Hi readers! I’m Marvellous Christopher Etuk, an environmental engineer passionate about restoring degraded ecosystems through soil science. I recently completed my MSc in Environmental Engineering at Cranfield University in the UK. Through my MSc thesis, I got linked with Hanson, UK who are my sponsors for the project on microbial community structure in restored quarried grasslands. In addition to the data skills in principal component analysis, I have garnered fine skills from field-to-lab experience in visual soil assessment, phospholipid fatty acid analysis (PLFA), microbial biomass, and available nitrogen and phosphorus through this project. These experiences showed me how applied science can develop sustainable solutions tailored to local contexts. As an emerging steward of our shared planet, I’m eager to join mission-driven organizations advancing biodiversity conservation, regeneration, and land restoration. I also hope to continue pursuing research uncovering novel nature-based strategies to add to the pool of scientific bodies and benefit communities.
On this blog, I look forward to sharing my perspectives as an early career scientist. From exploring soil microbiomes to highlighting promising technologies, I aim to make science accessible while driving impact. I believe ecology should empower, not overwhelm us. Let’s grow our wonder for the living world! I’m glad you’re joining me on this journey to dig into our marvellous planet. Let’s get started!
When we think of biodiversity, oftentimes the focus is on larger lifeforms we can see above ground; big animals like elephants or trees probably come to mind. But did you know there’s a whole hidden world of diversity living right beneath our feet?
Inside every spoonful of soil are billions of tiny living things – algae, fungi, bacteria, protozoa. Together, these microscopic soil organisms are called microbiomes. Though invisible to our eyes, soil microbiomes powerfully impact ecosystems and our lives. Much like how COVID brought societies to a halt, soil organisms exert tremendous invisible influence.
Growing up, I learned it’s often the smallest things that have the biggest effects. The fertile soils that grow our food rely on the diversity of microbial communities living symbiotically with plant roots. These microbiomes recycle nutrients, store carbon, unlock essential minerals for vegetation (above-ground biodiversity), and even regulate the entire planet’s climate! Yet modern practices from tillage to pesticides can disrupt these essential partnerships, throwing off natural balances.
Soil microbiomes let ecosystems flourish the way our gut microbiome keeps us healthy. And we’re just beginning to unlock their incredible secrets! Hanson and Ketton Quarry are using innovative tools to study how land management choices impact these communities. Just like how a doctor analyses your microbiome to offer health advice, soil samples help experts recommend steps to restore the habitats of these soil microbiomes. Hanson and Ketton Quarry actively work to conserve and rebuild microbial biodiversity through sustainable land management strategies tailored to local ecology. Recent research by myself and colleagues evaluating quarry restoration sites, particularly at Ketton Quarry found management options ranging from reduced soil disturbance, and seed mixes to organic amendments can help improve belowground diversity.

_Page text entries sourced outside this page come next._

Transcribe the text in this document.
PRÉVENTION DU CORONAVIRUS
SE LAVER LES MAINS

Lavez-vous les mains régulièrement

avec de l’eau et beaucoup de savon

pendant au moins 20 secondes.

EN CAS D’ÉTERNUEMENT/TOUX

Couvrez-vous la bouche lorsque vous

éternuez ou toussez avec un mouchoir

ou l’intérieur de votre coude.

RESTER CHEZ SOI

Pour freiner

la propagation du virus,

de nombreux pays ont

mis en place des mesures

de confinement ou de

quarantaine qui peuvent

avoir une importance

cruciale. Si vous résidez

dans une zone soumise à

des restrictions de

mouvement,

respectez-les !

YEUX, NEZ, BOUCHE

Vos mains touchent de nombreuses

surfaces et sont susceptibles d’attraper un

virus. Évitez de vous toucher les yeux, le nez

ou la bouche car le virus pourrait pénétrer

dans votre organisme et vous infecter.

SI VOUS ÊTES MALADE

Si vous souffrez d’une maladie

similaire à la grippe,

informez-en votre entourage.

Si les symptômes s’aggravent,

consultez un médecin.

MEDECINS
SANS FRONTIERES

Here are three simple ways YOU can help conserve these soil microscopic helpers:
- Grow native plants – their roots nourish unique underground species.
- Reduce chemical fertilizers and pesticides – they harm essential fungi and bacteria.
- Limit soil disturbance – tillage and compaction disrupt delicate communities.
By getting smart about belowground biodiversity, we can nourish healthier soils to grow more resilient crops, support carbon storage, and maintain the interconnected web of life. When it comes to conservation, small things count in a very big way! What are you doing to take care of the little things? So, let’s spread the word to get others excited about the tiny ecosystems under their feet with conservation at the forefront!!